Elen menginap di rumahku malam ini. Karena pacar sewaannya sedang izin pulang sebentar ke rumah. Yang mana membuatku jadi sedikit heran. Tapi aku tidak ingin menanyakannya. Aku tidak ingin membuat Elen kepikiran.
Kini Elen sedang membantuku memilihkan pria yang cocok untuk mendampingiku selama enam bulan ke depan. Dia juga membantu memilihkan cicilan terendah untukku. Ya anggap saja uang kenaikan gaji untuk membayarnya. Dan ya akhirnya mataku tertuju pada seorang pria di sana. Namanya Vi.
"Ini saja," kataku kepada Elen.
"Yakin?" tanya Elen sebelum mengekliknya.
"Iya. Sepertinya dia lucu. Dia bertingkah aneh di sana."
Aku melihat pria itu menari-nari tak jelas di sana. Entah siapa dia, yang penting bukan orang gila saja.
"Baiklah. Sekarang kau klik sendiri." Elen memintaku untuk mengeklik sendiri.
Aku pun menurutinya. Tapi entah mengapa saat ingin mengeklik, tanganku gemetaran. Keringat dingin pun mulai bermunculan di dahiku.
"Cepat, Ras! Nanti terburu diambil orang!" Elen pun memintaku untuk segera mengekliknya.
Sungguh jantungku berdebar bukan main. Seribu pertanyaan bersanding dengan jawaban di otakku. Pada akhirnya aku pun mengekliknya dengan napas terengah-engah. Tak berapa lama kemudian keluar persyaratan yang harus segera kutandatangani dan isi. Elen pun membantuku untuk mengisinya. Dan akhirnya...
"Selesai! Besok kita tunggu dia datang." Elen pun tersenyum semringah sekali.
"Hem."
Esok harinya...
Pagi-pagi pintu rumahku diketuk. Tak tahu siapa yang mengetuknya, aku pun lekas bangun dari kasurku. Kulihat Elen masih meringkuk di sampingku. Tidurnya memang aneh sekali, tapi dia tetap temanku.
Dengan lemas aku pun berjalan menuju pintu. Sambil mengucek mata, kucoba untuk mengembalikan penuh kesadaranku. Kulihat samar-samar jam di dinding telah menunjukkan pukul setengah enam pagi. Lantas saja aku membuka pintu kontrakanku. Aku ingin melihat siapa yang datang pagi ini. Dan ternyata...
"Selamat pagi, dengan Nona Saras?" tanyanya yang mengejutkanku.
"Em, siapa ya?" Aku pun balik bertanya padanya.
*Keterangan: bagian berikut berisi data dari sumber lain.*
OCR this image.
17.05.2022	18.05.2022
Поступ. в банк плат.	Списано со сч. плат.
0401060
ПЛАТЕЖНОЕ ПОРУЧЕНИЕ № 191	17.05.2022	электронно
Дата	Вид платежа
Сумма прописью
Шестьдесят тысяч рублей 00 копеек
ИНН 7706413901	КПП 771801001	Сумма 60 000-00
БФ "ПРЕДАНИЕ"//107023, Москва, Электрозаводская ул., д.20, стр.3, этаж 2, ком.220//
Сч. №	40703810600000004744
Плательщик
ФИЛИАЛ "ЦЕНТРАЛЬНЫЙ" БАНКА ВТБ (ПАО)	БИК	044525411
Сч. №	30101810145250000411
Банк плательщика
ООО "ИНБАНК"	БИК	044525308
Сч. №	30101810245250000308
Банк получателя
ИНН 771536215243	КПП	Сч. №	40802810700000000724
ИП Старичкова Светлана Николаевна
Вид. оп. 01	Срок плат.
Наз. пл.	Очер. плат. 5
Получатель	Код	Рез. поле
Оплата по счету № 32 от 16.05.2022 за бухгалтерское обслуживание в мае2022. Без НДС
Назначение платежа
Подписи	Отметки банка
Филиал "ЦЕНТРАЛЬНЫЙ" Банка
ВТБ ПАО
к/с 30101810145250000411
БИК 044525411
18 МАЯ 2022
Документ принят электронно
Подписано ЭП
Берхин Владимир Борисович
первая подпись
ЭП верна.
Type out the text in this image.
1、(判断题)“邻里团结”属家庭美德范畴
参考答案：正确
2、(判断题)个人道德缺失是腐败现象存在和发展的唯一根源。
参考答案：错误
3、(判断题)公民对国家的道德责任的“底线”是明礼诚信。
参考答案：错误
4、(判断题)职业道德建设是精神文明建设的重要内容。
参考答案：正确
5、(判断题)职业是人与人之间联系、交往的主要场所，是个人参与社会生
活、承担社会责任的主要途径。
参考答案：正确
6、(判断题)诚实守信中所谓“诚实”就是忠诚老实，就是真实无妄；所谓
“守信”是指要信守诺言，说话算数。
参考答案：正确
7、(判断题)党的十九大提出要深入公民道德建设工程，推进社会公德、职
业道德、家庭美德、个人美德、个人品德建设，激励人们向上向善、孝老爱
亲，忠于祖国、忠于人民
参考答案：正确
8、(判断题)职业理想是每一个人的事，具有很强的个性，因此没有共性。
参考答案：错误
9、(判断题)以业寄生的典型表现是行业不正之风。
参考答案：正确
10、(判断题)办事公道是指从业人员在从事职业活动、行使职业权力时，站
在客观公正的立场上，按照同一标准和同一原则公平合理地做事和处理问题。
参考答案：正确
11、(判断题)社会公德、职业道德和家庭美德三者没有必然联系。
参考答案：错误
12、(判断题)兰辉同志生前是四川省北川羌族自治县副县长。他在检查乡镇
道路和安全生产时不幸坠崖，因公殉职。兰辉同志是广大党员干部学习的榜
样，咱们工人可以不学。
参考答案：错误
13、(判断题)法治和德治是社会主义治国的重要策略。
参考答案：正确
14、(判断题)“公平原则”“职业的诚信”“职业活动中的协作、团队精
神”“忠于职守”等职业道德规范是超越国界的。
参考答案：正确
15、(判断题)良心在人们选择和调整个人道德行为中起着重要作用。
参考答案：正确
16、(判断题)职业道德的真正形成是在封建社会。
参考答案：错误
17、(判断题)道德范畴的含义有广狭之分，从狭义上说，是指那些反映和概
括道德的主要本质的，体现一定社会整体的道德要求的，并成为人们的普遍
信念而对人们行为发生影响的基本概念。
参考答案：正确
Dia tersenyum dengan satu tangan yang disembunyikan ke belakang. Aku tak tahu apa yang dia pegang. Tapi kemudian...
"Ini untukmu. Aku Vi, pacarmu," katanya yang membuatku lemas seketika. Aku pun terjatuh di depan pintu.
"Nona! Nona!!!"
Dia pun berteriak-teriak memanggilku. Tapi entah mengapa aku hanya bisa mendengarnya saja. Pria yang datang ini terlalu tampan bagiku. Aku pun terjatuh lemas melihatnya. Senyumnya, matanya, membuatku terpesona. Sampai-sampai aku tak kuat lagi menapakkan kaki saat dia berada di hadapanku. Aku ingin pingsan saja.
Setengah jam kemudian...
"Ras, kau baik-baik saja?"
Mentari baru saja terbit. Sinarnya pun mulai masuk ke dalam kontrakan yang berada di lantai dua ini. Dan ya, Elen sudah terbangun dan menemaniku di kursi tamu. Dia membantu menyadarkanku.
"Maafkan kedatangan saya yang tidak mengabari lebih dulu," kata pria berpakaian klasik itu.